- President-elect Trump’s pro-growth economic policies focus predominantly on tax reform, infrastructure spending, and regulatory reform. While the policy direction of the incoming administration seems clear, the devil is in the details on a host of matters. The first 100 days of the incoming Trump administration should provide some clarity.
- Most economists expect that the economic policies that have been proposed during the campaign will be priorities for the incoming administration, but some degree of bipartisan support – and thus some compromises – will be needed to push legislation through the Senate in particular.
- Even before the election, there were signs that inflation was building and the Fed was moving closer to tightening. Since then, markets have priced in an expected uptick in growth and inflation, and long-term bond yields have moved higher as a result.
- Pro-growth policies should be supportive of equities on the whole, providing the underpinning of stronger growth in corporate profits.

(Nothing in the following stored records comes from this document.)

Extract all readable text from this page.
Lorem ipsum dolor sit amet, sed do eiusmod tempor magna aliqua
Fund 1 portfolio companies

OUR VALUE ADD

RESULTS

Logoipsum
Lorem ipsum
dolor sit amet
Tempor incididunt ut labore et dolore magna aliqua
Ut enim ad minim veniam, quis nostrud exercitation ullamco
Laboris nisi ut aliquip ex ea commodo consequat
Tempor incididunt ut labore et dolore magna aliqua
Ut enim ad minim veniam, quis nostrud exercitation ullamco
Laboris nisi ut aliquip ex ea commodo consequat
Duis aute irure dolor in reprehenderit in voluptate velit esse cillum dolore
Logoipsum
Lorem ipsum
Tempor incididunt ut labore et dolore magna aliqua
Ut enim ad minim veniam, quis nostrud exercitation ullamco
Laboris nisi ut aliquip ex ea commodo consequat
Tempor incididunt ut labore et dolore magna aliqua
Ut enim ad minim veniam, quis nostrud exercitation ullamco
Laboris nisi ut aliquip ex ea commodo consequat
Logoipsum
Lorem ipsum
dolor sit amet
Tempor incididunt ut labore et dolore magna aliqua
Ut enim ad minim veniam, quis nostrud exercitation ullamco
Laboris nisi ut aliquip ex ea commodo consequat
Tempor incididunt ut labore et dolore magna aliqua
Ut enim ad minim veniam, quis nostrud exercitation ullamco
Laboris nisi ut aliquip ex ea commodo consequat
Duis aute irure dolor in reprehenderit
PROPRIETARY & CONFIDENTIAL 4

- One potential headwind for large multinationals and foreign equities is the potential for the dollar to continue to strengthen should growth accelerate and interest rates rise. Revenue and earnings from foreign markets would be diminished when translated back to dollars – a negative particularly for those companies that generate a significant portion of their profits outside the U.S.
- On the whole, stronger domestic growth, the policies aimed at generating that growth, and the potential for dollar strength would all appear to favor domestic over foreign stocks, and smaller companies over larger companies.
- Many questions remain about the specifics of expected legislation, and thus the degree to which growth could be boosted over the next few years. The market reaction in the past month suggests a degree of optimism that growth will be bolstered, carrying inflation and interest rates higher, but also boosting equity market returns.